Sous un ciel couleur ambre

Aoïse marchait dans la pénombre, le crissement des feuilles mortes sous ses pas couvrant à peine le bruit de son souffle court. La lettre qu'elle avait trouvée ce matin-là, abandonnée sur le banc en pierre, ne la quittait pas. Chaque mot semblait imprégné de l'odeur de Gabriel, un mélange de tabac blond et de cèdre qui lui faisait encore tourner la tête. 

Le mot était simple, comme lui.

Le mot était direct, comme lui.

Elle s'arrêta sous l'arche de lierre, là où ils s'étaient embrassés pour la dernière fois. Elle ne pleurait pas. Ses larmes s'étaient taries depuis des semaines, peut-être des mois. À la place, une étrange torpeur s'installait en elle, comme si le vide qu'il avait laissé avait fini par devenir un compagnon silencieux.
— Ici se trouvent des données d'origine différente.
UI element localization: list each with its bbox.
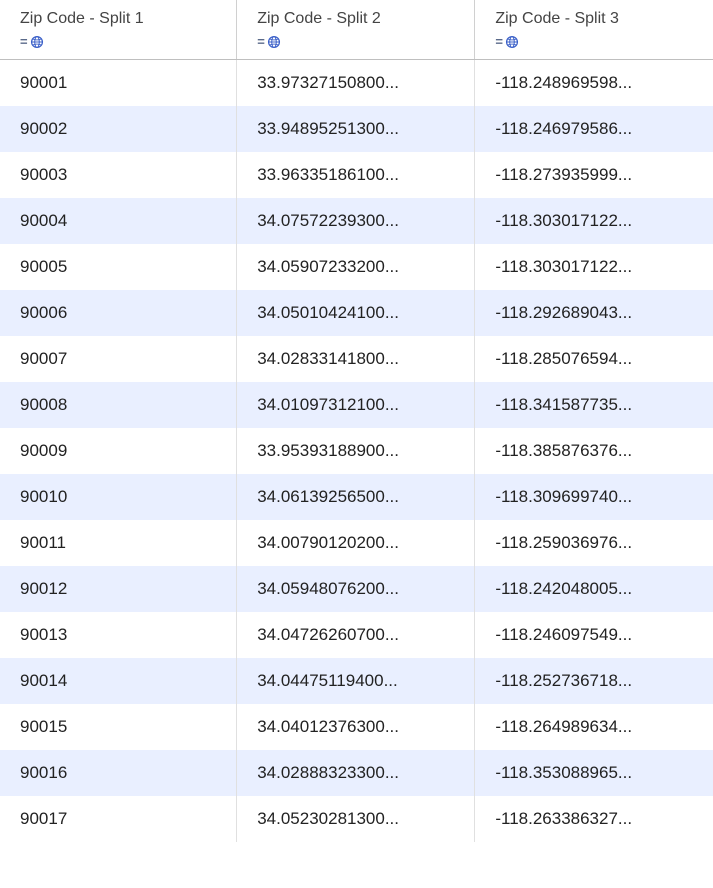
cell-lon: -118.292689043... xyxy=(475,290,713,336)
cell-lat: 34.00790120200... xyxy=(237,520,475,566)
calc-prefix: = xyxy=(20,34,28,49)
cell-zip: 90015 xyxy=(0,704,237,750)
calc-prefix: = xyxy=(495,34,503,49)
cell-zip: 90014 xyxy=(0,658,237,704)
table-row[interactable]: 90006 34.05010424100... -118.292689043..… xyxy=(0,290,713,336)
cell-lat: 34.04012376300... xyxy=(237,704,475,750)
table-row[interactable]: 90003 33.96335186100... -118.273935999..… xyxy=(0,152,713,198)
cell-lon: -118.303017122... xyxy=(475,244,713,290)
column-header-label: Zip Code - Split 2 xyxy=(257,10,460,28)
globe-icon xyxy=(30,35,44,49)
cell-lat: 34.04475119400... xyxy=(237,658,475,704)
table-row[interactable]: 90010 34.06139256500... -118.309699740..… xyxy=(0,474,713,520)
table-row[interactable]: 90007 34.02833141800... -118.285076594..… xyxy=(0,336,713,382)
cell-lat: 34.04726260700... xyxy=(237,612,475,658)
cell-lat: 33.95393188900... xyxy=(237,428,475,474)
table-row[interactable]: 90008 34.01097312100... -118.341587735..… xyxy=(0,382,713,428)
column-header-lon[interactable]: Zip Code - Split 3 = xyxy=(475,0,713,60)
cell-lat: 33.96335186100... xyxy=(237,152,475,198)
cell-zip: 90003 xyxy=(0,152,237,198)
cell-lon: -118.385876376... xyxy=(475,428,713,474)
table-row[interactable]: 90002 33.94895251300... -118.246979586..… xyxy=(0,106,713,152)
column-type-indicator: = xyxy=(257,34,460,49)
column-header-label: Zip Code - Split 1 xyxy=(20,10,222,28)
cell-zip: 90010 xyxy=(0,474,237,520)
cell-zip: 90001 xyxy=(0,60,237,107)
cell-lon: -118.303017122... xyxy=(475,198,713,244)
cell-lat: 34.02833141800... xyxy=(237,336,475,382)
cell-lat: 34.06139256500... xyxy=(237,474,475,520)
cell-zip: 90013 xyxy=(0,612,237,658)
cell-zip: 90002 xyxy=(0,106,237,152)
column-type-indicator: = xyxy=(20,34,222,49)
table-row[interactable]: 90014 34.04475119400... -118.252736718..… xyxy=(0,658,713,704)
table-row[interactable]: 90016 34.02888323300... -118.353088965..… xyxy=(0,750,713,796)
cell-lat: 34.02888323300... xyxy=(237,750,475,796)
cell-lon: -118.273935999... xyxy=(475,152,713,198)
cell-zip: 90017 xyxy=(0,796,237,842)
cell-lon: -118.264989634... xyxy=(475,704,713,750)
cell-lon: -118.246979586... xyxy=(475,106,713,152)
column-header-zip[interactable]: Zip Code - Split 1 = xyxy=(0,0,237,60)
column-header-lat[interactable]: Zip Code - Split 2 = xyxy=(237,0,475,60)
table-row[interactable]: 90004 34.07572239300... -118.303017122..… xyxy=(0,198,713,244)
cell-zip: 90011 xyxy=(0,520,237,566)
cell-lon: -118.242048005... xyxy=(475,566,713,612)
cell-lon: -118.353088965... xyxy=(475,750,713,796)
table-row[interactable]: 90013 34.04726260700... -118.246097549..… xyxy=(0,612,713,658)
cell-lat: 34.01097312100... xyxy=(237,382,475,428)
cell-lon: -118.285076594... xyxy=(475,336,713,382)
cell-lat: 34.05907233200... xyxy=(237,244,475,290)
globe-icon xyxy=(267,35,281,49)
cell-lat: 34.07572239300... xyxy=(237,198,475,244)
cell-zip: 90008 xyxy=(0,382,237,428)
cell-lat: 34.05230281300... xyxy=(237,796,475,842)
cell-lon: -118.259036976... xyxy=(475,520,713,566)
cell-lon: -118.248969598... xyxy=(475,60,713,107)
cell-lat: 34.05010424100... xyxy=(237,290,475,336)
table-header-row: Zip Code - Split 1 = Zip Code - Split 2 … xyxy=(0,0,713,60)
cell-zip: 90006 xyxy=(0,290,237,336)
table-row[interactable]: 90011 34.00790120200... -118.259036976..… xyxy=(0,520,713,566)
cell-zip: 90004 xyxy=(0,198,237,244)
cell-lat: 34.05948076200... xyxy=(237,566,475,612)
cell-lat: 33.94895251300... xyxy=(237,106,475,152)
cell-zip: 90007 xyxy=(0,336,237,382)
calc-prefix: = xyxy=(257,34,265,49)
data-table: Zip Code - Split 1 = Zip Code - Split 2 … xyxy=(0,0,713,842)
cell-zip: 90012 xyxy=(0,566,237,612)
table-row[interactable]: 90009 33.95393188900... -118.385876376..… xyxy=(0,428,713,474)
table-row[interactable]: 90012 34.05948076200... -118.242048005..… xyxy=(0,566,713,612)
cell-lat: 33.97327150800... xyxy=(237,60,475,107)
cell-lon: -118.252736718... xyxy=(475,658,713,704)
column-header-label: Zip Code - Split 3 xyxy=(495,10,699,28)
cell-lon: -118.309699740... xyxy=(475,474,713,520)
cell-zip: 90009 xyxy=(0,428,237,474)
table-row[interactable]: 90017 34.05230281300... -118.263386327..… xyxy=(0,796,713,842)
cell-lon: -118.246097549... xyxy=(475,612,713,658)
cell-zip: 90005 xyxy=(0,244,237,290)
cell-lon: -118.263386327... xyxy=(475,796,713,842)
globe-icon xyxy=(505,35,519,49)
table-row[interactable]: 90001 33.97327150800... -118.248969598..… xyxy=(0,60,713,107)
column-type-indicator: = xyxy=(495,34,699,49)
table-row[interactable]: 90015 34.04012376300... -118.264989634..… xyxy=(0,704,713,750)
table-row[interactable]: 90005 34.05907233200... -118.303017122..… xyxy=(0,244,713,290)
cell-lon: -118.341587735... xyxy=(475,382,713,428)
cell-zip: 90016 xyxy=(0,750,237,796)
— Tu sais, je ne voulais pas partir, avait-il dit, ce soir-là.

Elle se souvenait de sa voix, brisée, presque méconnaissable. C'était la première fois qu'il avait baissé les armes devant elle. Gabriel, avec sa confiance désarmante et son rire facile, semblait soudain un homme fragile. C'était la première fois qu'elle le voyait ainsi, qu'elle voyait l'humain vulnérable en lui.
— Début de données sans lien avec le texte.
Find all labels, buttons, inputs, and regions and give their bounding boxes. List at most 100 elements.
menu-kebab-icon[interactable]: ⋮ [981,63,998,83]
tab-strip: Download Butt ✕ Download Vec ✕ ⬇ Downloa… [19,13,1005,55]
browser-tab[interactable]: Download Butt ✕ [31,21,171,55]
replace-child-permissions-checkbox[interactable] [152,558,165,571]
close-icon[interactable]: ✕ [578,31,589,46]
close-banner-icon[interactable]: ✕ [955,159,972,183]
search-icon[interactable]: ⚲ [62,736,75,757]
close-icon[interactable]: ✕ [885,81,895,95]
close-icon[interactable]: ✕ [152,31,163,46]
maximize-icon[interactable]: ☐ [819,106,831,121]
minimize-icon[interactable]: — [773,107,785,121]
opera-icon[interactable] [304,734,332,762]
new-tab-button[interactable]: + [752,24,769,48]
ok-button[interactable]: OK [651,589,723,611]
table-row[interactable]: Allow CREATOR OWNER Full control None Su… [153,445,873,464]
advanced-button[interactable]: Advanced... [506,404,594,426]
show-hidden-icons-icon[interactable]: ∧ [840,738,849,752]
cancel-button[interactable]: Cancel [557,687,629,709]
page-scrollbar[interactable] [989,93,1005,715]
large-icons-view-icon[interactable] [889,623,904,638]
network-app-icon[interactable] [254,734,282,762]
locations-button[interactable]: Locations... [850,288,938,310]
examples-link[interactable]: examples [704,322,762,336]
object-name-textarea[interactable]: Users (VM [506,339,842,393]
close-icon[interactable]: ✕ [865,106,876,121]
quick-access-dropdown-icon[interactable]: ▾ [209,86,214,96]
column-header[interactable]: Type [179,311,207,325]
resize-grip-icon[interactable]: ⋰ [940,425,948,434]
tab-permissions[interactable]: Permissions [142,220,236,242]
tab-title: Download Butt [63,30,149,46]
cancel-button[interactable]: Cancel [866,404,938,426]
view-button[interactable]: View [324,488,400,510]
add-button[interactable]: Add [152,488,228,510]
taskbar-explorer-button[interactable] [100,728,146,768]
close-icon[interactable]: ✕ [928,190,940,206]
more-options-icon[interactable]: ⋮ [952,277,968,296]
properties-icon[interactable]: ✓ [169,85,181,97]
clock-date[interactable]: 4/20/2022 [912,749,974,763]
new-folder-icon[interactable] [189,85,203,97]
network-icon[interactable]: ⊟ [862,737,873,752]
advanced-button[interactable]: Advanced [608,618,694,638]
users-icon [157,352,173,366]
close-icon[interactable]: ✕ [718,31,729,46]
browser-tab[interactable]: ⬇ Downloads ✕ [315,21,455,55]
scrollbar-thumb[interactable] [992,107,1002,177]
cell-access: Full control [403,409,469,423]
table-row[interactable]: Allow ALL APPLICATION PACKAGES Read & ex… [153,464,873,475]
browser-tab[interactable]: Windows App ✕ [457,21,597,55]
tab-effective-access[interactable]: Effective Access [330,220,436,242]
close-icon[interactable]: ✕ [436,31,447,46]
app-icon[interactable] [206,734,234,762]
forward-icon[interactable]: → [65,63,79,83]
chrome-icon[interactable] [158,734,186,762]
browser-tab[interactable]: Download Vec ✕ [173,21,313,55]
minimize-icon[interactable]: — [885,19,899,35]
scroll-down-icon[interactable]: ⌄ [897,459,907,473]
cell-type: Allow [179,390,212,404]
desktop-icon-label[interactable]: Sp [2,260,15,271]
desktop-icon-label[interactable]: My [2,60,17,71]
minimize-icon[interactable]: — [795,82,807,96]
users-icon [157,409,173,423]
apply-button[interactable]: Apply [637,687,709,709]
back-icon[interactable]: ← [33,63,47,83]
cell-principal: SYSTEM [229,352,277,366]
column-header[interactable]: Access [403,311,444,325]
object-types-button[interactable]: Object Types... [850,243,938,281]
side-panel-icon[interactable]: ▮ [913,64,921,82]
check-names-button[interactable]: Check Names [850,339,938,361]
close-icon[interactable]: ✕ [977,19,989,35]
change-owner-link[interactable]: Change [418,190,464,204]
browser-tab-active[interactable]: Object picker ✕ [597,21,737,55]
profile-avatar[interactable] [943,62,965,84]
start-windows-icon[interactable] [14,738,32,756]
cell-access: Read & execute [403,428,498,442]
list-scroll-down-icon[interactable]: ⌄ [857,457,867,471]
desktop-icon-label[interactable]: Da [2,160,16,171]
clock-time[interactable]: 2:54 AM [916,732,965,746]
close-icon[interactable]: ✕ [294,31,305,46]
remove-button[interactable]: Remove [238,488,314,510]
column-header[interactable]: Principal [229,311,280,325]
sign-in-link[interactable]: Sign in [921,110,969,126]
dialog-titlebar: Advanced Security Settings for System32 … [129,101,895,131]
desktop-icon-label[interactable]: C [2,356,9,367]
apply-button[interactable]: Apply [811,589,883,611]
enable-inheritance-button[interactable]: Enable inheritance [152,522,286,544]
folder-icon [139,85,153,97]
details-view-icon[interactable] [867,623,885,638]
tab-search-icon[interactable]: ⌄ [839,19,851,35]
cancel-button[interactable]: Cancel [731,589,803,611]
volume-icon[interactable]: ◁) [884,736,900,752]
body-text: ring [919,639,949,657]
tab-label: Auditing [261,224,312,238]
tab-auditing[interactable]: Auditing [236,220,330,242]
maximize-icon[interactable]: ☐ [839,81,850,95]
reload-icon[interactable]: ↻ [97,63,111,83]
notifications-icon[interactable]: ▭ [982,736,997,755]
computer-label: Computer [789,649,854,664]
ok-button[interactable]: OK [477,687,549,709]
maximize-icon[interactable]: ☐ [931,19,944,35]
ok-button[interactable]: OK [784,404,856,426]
— Alors pourquoi l'as-tu fait ? avait-elle murmuré, sans le regarder, fixant les éclats de lune qui dansaient sur la fontaine.

Il n'avait pas répondu.

Cette nuit-là, elle était restée seule sous l'arche, les bras croisés et le corps crispé pour s'empêcher de trembler de froid.

Aoïse s'accroupit près de la fontaine, ses doigts traçant des cercles dans l'eau glacée. Elle revoyait son visage, illuminé par la lueur tremblante des lampions qu'ils avaient accrochés un soir d'été. C'était la fête du village, et ils s'étaient enfuis de la foule pour se retrouver ici, dans leur jardin secret.

— Tu es belle, Aoïse, lui avait-il murmuré ce soir-là, en glissant une pâquerette dans les cheveux.

Elle avait ri, nerveuse, refusant de croire à la sincérité de ses mots. Pourtant, à cet instant précis, elle s'était sentie infiniment vivante, comme si le monde entier n'était qu'un décor pour leur histoire, leur terrain de jeu.

Elle serra les poings. Revenir en arrière ne changeait rien. La fin était écrite, inévitable, comme un livre dont on a déjà lu la dernière page. Mais en remontant chaque instant, elle comprenait une vérité qui lui échappait jusque-là : ils avaient toujours été sur le fil du rasoir, leurs vies s'entremêlant et leurs corps s'entremêlaient déjà à  l'époque avec une intensité qui ne pouvait laisser qu'une implosion comme grand final.

Aoïse se redressa, ses jambes tremblantes sous le poids des souvenirs, qui pesait lourd sur ses frêles épaules. Le jardin était vide, comme toujours, mais elle sentait presque sa présence. Gabriel avait beau être parti, une part de lui resterait ici, avec elle, pour toujours. Son empreinte sur le cœur de la jeune femme avait été trop colorée, ça avait déteint sur le reste de son être.

Ce n'était pas encore le début de leur histoire. Mais c'était un peu plus près de ce qu'ils avaient été.